10A NCAC 13F .1009 PHARMACEUTICAL CARE
(a) An adult care home shall obtain the services of a licensed pharmacist or a prescribing practitioner for the provision of pharmaceutical care at least quarterly. The Department may require more frequent visits if it documents during monitoring visits or other investigations that there are medication problems in which the safety of residents may be at risk.

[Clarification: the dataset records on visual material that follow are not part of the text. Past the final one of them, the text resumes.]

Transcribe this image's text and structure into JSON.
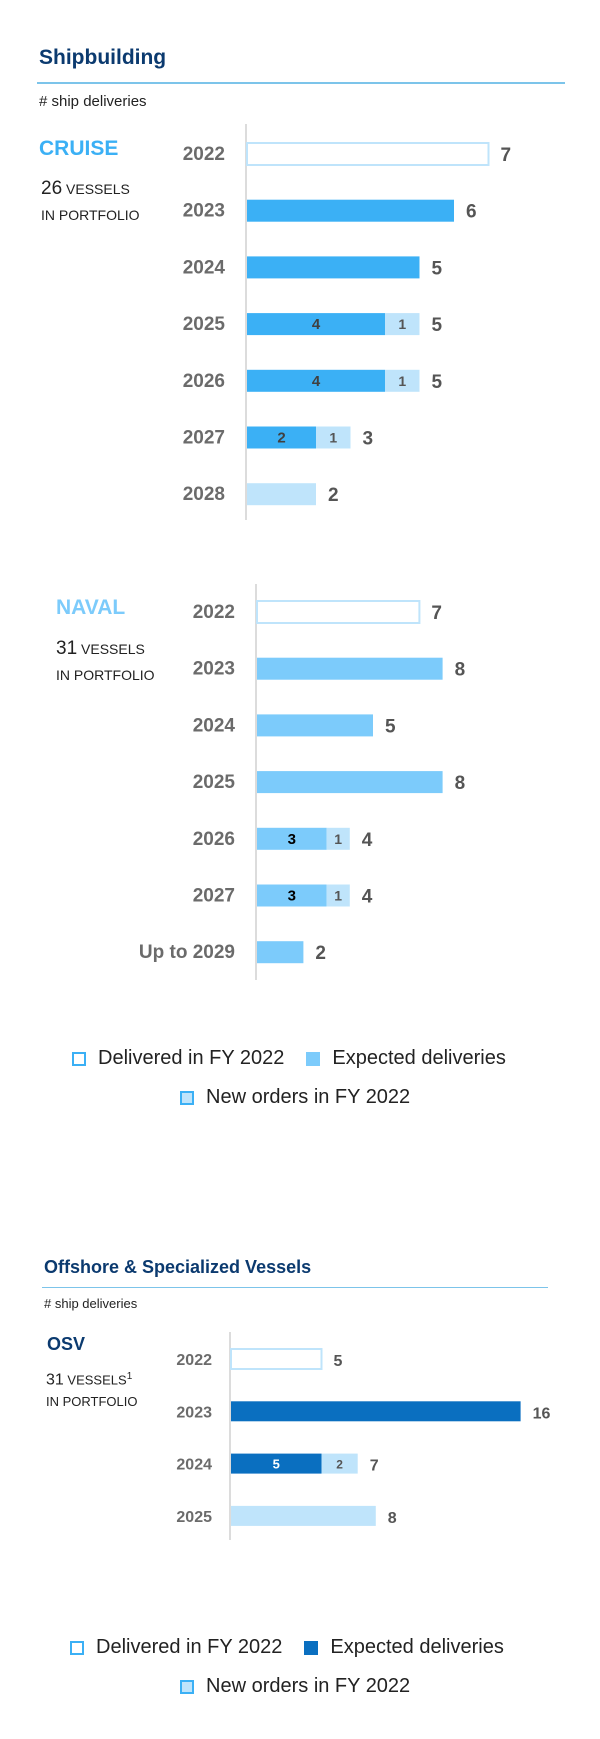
{
  "sections": [
    {
      "title": "Shipbuilding",
      "subtitle": "# ship deliveries",
      "legend": {
        "delivered": "Delivered in FY 2022",
        "expected": "Expected deliveries",
        "new_orders": "New orders in FY 2022"
      }
    },
    {
      "title": "Offshore & Specialized Vessels",
      "subtitle": "# ship deliveries",
      "legend": {
        "delivered": "Delivered in FY 2022",
        "expected": "Expected deliveries",
        "new_orders": "New orders in FY 2022"
      }
    }
  ],
  "groups": [
    {
      "name": "CRUISE",
      "count": "26",
      "vessels_label": "VESSELS",
      "portfolio_label": "IN PORTFOLIO"
    },
    {
      "name": "NAVAL",
      "count": "31",
      "vessels_label": "VESSELS",
      "portfolio_label": "IN PORTFOLIO"
    },
    {
      "name": "OSV",
      "count": "31",
      "vessels_label": "VESSELS",
      "footnote": "1",
      "portfolio_label": "IN PORTFOLIO"
    }
  ],
  "colors": {
    "cruise_expected": "#3bb0f5",
    "naval_expected": "#7ccbfb",
    "osv_expected": "#0a6fc0",
    "new_orders": "#bfe4fb",
    "delivered_border": "#bfe4fb",
    "title": "#0b3a6f",
    "cruise_label": "#3bb0f5",
    "naval_label": "#7ccbfb",
    "osv_label": "#0b3a6f"
  },
  "chart_data": [
    {
      "type": "bar",
      "group": "CRUISE",
      "orientation": "horizontal",
      "stacked": true,
      "categories": [
        "2022",
        "2023",
        "2024",
        "2025",
        "2026",
        "2027",
        "2028"
      ],
      "series": [
        {
          "name": "Delivered in FY 2022",
          "values": [
            7,
            0,
            0,
            0,
            0,
            0,
            0
          ]
        },
        {
          "name": "Expected deliveries",
          "values": [
            0,
            6,
            5,
            4,
            4,
            2,
            0
          ]
        },
        {
          "name": "New orders in FY 2022",
          "values": [
            0,
            0,
            0,
            1,
            1,
            1,
            2
          ]
        }
      ],
      "totals": [
        7,
        6,
        5,
        5,
        5,
        3,
        2
      ],
      "segment_labels": [
        [
          "",
          ""
        ],
        [
          "",
          ""
        ],
        [
          "",
          ""
        ],
        [
          "4",
          "1"
        ],
        [
          "4",
          "1"
        ],
        [
          "2",
          "1"
        ],
        [
          "",
          ""
        ]
      ]
    },
    {
      "type": "bar",
      "group": "NAVAL",
      "orientation": "horizontal",
      "stacked": true,
      "categories": [
        "2022",
        "2023",
        "2024",
        "2025",
        "2026",
        "2027",
        "Up to 2029"
      ],
      "series": [
        {
          "name": "Delivered in FY 2022",
          "values": [
            7,
            0,
            0,
            0,
            0,
            0,
            0
          ]
        },
        {
          "name": "Expected deliveries",
          "values": [
            0,
            8,
            5,
            8,
            3,
            3,
            2
          ]
        },
        {
          "name": "New orders in FY 2022",
          "values": [
            0,
            0,
            0,
            0,
            1,
            1,
            0
          ]
        }
      ],
      "totals": [
        7,
        8,
        5,
        8,
        4,
        4,
        2
      ],
      "segment_labels": [
        [
          "",
          ""
        ],
        [
          "",
          ""
        ],
        [
          "",
          ""
        ],
        [
          "",
          ""
        ],
        [
          "3",
          "1"
        ],
        [
          "3",
          "1"
        ],
        [
          "",
          ""
        ]
      ]
    },
    {
      "type": "bar",
      "group": "OSV",
      "orientation": "horizontal",
      "stacked": true,
      "categories": [
        "2022",
        "2023",
        "2024",
        "2025"
      ],
      "series": [
        {
          "name": "Delivered in FY 2022",
          "values": [
            5,
            0,
            0,
            0
          ]
        },
        {
          "name": "Expected deliveries",
          "values": [
            0,
            16,
            5,
            0
          ]
        },
        {
          "name": "New orders in FY 2022",
          "values": [
            0,
            0,
            2,
            8
          ]
        }
      ],
      "totals": [
        5,
        16,
        7,
        8
      ],
      "segment_labels": [
        [
          "",
          ""
        ],
        [
          "",
          ""
        ],
        [
          "5",
          "2"
        ],
        [
          "",
          ""
        ]
      ]
    }
  ]
}
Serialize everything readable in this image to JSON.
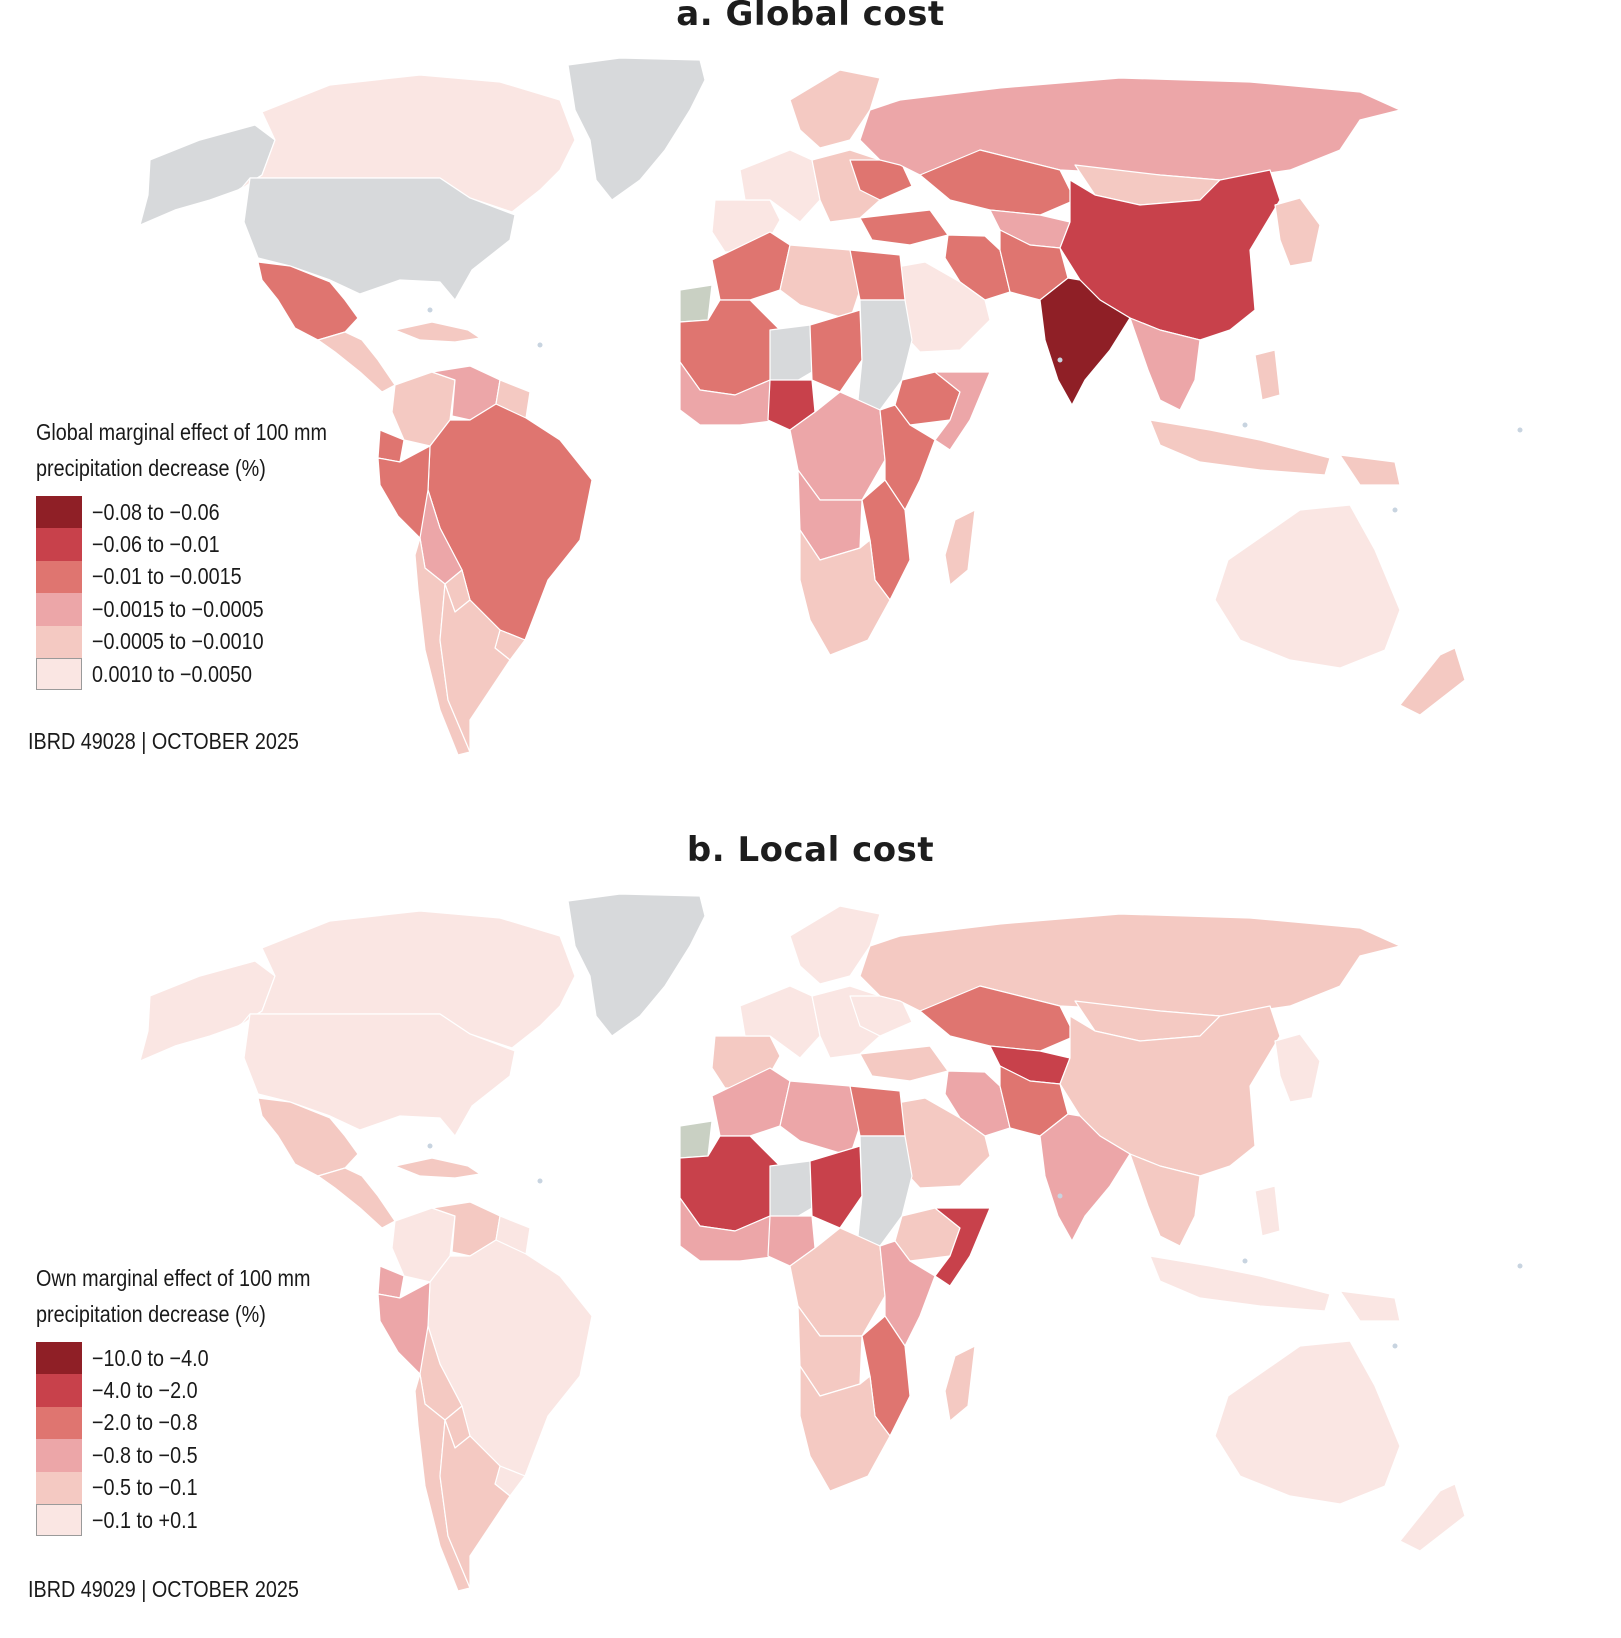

Pharmaceutical care involves the identification, prevention and resolution of medication related problems which includes the following:
(1) an on-site medication review for each resident which includes the following:
(A) the review of information in the resident's record such as diagnoses, history and physical, discharge summary, vital signs, physician's orders, progress notes, laboratory values and medication administration records, including current medication administration records, to determine that medications are administered as prescribed and ensure that any undesired side effects, potential and actual medication reactions or interactions, and medication errors are identified and reported to the appropriate prescribing practitioner; and
(B) making recommendations for change, if necessary, based on desired medication outcomes and ensuring that the appropriate prescribing practitioner is so informed; and
(C) documenting the results of the medication review in the resident's record;
(2) review of all aspects of medication administration including the observation or review of procedures for the administration of medications and inspection of medication storage areas;
(3) review of the medication system utilized by the facility, including packaging, labeling and availability of medications;
(4) review the facility's procedures and records for the disposition of medications and provide assistance, if necessary;
(5) provision of a written report of findings and any recommendations for change for Subparagraphs (a)(1) through (4) of this Rule to the facility and the physician or appropriate health professional, when necessary;
(6) conducting in-service programs as needed for facility staff on medication usage that includes the following:
(A) potential or current medication related problems identified;
(B) new medications;
(C) side effects and medication interactions; and
(D) policies and procedures.
(b) The facility shall assure action is taken as needed in response to the medication review and documented, including that the physician or appropriate health professional has been informed of the findings when necessary.
(c) The facility shall maintain the findings and reports resulting from the activities in Subparagraphs (a)(1) through (6) of this Rule in the facility, including action taken by the facility.
History Note: Authority G.S. 131D-2.16; 131D-4.5; 143B-165;
Eff. July 1, 2005;
Pursuant to G.S. 150B-21.3A, rule is necessary without substantive public interest Eff. March 6, 2018.